Я помахала ему рукой и спустя несколько секунд уже сидела в салоне. Эрик мгновенно сорвался с места, навсегда увозя меня от места моего заточения…
…В салоне было тепло, и все-таки я не могла согреться. Я прятала руки под мышками, а Эрик смотрел на меня в зеркало заднего вида с веселым осуждением. Наконец он сжалился надо мной и радостно промурлыкал:
– Что, замерзла, деятельница? Шубу возьми, вон в пакете, рядом с тобой. Твоя любимая, соболишко. Были не лучшие времена, но ее я не продал. Цени.
– Я ценю, – машинально ответила я и вытащила шубу. Шуба была чересчур роскошной, чтобы принадлежать женщине в больничном халате не первой свежести, но чем черт не шутит… Я завернулась в нее и подумала, что вполне могу себе понравиться.
Эрик оказался лихачом. Я не успевала даже рассмотреть улицы за стеклом, но это не было обязательным: я все равно не узнала бы их. С тем же успехом я могла оказаться на всех других улицах.
– Куда мы едем? – спросила я Эрика, прислушиваясь к жизни внутри шубы.
Это была многообещающая жизнь выпавших волосков, оставшихся на подкладке. Каких-то терпких духов (принадлежавших, видимо, мне). Каких-то стойких одеколонов (принадлежавших, видимо, мужчинам, которые мне нравились). Небрежной полоски следа от помады (я сразу влюбилась в тон этой помады, хотя, наверное, уместнее было сказать не «сразу», а «заново»). В этой шубе запросто уместились все мои представления о гильотинах, занюханных хиппи, милицейских капитанах и породах собак… Не говоря уже об оседлом немецком цыгане Эрике, который весело пялился на меня в зеркало заднего вида.

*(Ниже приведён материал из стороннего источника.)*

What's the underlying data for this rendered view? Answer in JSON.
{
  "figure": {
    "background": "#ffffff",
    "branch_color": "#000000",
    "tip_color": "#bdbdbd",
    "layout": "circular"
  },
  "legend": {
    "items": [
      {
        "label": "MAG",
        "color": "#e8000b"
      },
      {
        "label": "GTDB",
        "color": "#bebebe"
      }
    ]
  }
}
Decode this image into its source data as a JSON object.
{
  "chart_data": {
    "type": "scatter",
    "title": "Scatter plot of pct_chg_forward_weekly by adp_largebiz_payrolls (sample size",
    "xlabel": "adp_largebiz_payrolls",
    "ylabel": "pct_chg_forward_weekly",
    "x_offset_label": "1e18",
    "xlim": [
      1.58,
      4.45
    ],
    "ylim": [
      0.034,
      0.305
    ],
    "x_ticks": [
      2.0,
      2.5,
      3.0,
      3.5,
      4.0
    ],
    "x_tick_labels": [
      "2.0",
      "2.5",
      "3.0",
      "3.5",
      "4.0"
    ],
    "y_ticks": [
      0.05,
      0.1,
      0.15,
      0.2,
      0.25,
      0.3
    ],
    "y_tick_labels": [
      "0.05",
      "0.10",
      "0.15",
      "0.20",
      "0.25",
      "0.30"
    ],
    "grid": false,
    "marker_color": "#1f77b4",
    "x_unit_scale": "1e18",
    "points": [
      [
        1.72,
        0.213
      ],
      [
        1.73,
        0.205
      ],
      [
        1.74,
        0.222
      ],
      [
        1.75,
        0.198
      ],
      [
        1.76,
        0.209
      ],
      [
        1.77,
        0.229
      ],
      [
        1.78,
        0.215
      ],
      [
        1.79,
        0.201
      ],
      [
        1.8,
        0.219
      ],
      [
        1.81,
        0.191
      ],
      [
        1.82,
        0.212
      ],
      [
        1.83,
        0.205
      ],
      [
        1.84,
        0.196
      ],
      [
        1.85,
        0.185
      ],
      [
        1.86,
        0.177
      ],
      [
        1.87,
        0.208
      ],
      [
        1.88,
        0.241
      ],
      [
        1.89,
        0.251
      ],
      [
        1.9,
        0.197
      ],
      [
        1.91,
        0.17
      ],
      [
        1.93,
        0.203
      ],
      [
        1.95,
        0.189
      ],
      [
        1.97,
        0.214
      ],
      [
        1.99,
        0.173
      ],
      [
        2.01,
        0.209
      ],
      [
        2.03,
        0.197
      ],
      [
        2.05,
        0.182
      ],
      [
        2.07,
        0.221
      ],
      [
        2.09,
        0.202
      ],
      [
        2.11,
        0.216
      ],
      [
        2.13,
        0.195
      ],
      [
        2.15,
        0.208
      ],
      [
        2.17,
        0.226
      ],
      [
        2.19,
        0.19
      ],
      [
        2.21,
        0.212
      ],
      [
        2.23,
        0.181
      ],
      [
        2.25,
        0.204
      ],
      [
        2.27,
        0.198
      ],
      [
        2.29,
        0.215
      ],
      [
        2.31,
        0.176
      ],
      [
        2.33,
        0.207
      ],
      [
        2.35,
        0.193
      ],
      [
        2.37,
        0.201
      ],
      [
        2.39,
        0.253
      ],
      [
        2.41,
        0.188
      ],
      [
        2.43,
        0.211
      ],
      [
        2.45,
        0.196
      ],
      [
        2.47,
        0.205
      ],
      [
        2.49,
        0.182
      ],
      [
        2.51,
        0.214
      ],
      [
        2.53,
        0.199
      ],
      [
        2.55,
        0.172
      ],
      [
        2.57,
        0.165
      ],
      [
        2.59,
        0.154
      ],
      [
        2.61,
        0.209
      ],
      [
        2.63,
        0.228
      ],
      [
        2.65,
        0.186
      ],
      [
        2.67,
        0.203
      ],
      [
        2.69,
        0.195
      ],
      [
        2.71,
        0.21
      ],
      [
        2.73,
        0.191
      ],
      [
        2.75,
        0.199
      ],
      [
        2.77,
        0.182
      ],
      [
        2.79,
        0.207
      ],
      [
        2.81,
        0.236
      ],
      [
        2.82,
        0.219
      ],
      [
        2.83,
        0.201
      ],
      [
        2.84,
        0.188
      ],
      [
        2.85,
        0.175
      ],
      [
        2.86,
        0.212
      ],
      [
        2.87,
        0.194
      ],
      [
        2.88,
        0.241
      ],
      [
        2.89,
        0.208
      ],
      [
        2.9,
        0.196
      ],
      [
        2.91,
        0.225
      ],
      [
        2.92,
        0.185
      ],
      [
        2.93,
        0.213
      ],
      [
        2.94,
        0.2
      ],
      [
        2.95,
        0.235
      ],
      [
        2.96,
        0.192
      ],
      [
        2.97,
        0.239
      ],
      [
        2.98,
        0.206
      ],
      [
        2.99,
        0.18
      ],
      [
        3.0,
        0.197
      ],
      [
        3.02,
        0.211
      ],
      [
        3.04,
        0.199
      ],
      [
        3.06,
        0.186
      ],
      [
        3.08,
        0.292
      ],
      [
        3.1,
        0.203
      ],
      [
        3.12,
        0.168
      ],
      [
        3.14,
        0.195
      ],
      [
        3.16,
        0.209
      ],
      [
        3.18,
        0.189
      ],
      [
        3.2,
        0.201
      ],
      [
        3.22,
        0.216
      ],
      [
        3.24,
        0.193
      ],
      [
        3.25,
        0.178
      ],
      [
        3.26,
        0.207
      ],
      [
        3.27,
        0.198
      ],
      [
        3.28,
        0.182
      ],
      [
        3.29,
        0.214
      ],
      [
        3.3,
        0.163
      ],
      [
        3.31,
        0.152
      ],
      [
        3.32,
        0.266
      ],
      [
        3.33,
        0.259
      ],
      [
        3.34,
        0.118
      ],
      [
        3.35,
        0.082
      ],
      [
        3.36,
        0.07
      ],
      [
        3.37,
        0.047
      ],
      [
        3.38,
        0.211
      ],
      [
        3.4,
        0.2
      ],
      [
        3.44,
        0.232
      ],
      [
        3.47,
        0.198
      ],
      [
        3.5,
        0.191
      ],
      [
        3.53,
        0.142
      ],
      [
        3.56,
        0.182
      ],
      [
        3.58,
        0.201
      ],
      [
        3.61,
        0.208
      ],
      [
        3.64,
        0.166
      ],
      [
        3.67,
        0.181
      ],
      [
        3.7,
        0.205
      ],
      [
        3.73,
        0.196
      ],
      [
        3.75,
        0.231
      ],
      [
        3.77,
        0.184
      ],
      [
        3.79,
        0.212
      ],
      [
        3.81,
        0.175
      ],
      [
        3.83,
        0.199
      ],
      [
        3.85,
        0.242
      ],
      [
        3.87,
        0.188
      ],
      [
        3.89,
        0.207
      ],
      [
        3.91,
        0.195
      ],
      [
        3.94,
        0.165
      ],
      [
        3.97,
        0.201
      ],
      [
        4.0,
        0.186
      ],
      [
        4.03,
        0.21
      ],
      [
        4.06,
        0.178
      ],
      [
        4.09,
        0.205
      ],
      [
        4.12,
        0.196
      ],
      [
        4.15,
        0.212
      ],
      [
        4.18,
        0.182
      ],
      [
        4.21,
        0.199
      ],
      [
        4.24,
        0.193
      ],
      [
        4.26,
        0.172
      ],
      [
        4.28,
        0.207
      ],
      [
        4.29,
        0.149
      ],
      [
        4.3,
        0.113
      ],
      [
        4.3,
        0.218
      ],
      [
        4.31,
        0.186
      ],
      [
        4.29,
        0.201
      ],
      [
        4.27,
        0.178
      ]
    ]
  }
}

– Все-таки куда? – впервые за все время выхода из комы мной овладело веселое бесшабашное любопытство. Уж теперь-то я обязательно получу ответы на все свои вопросы.
– Куда-куда… В жопу труда. Снял для нас маленькое гнездышко у Речного вокзала. Сама понимаешь, в нашем положении лучше отсиживаться, как потаскухам во время Олимпиады, за сто пятым километром. Это, конечно, не Версаль, но полутораспальная кровать в твоем распоряжении… Я перевез кое-что из твоих вещей – так, по мелочи, но на первое время хватит. Пока не сделаем тебе документы – и привет семье…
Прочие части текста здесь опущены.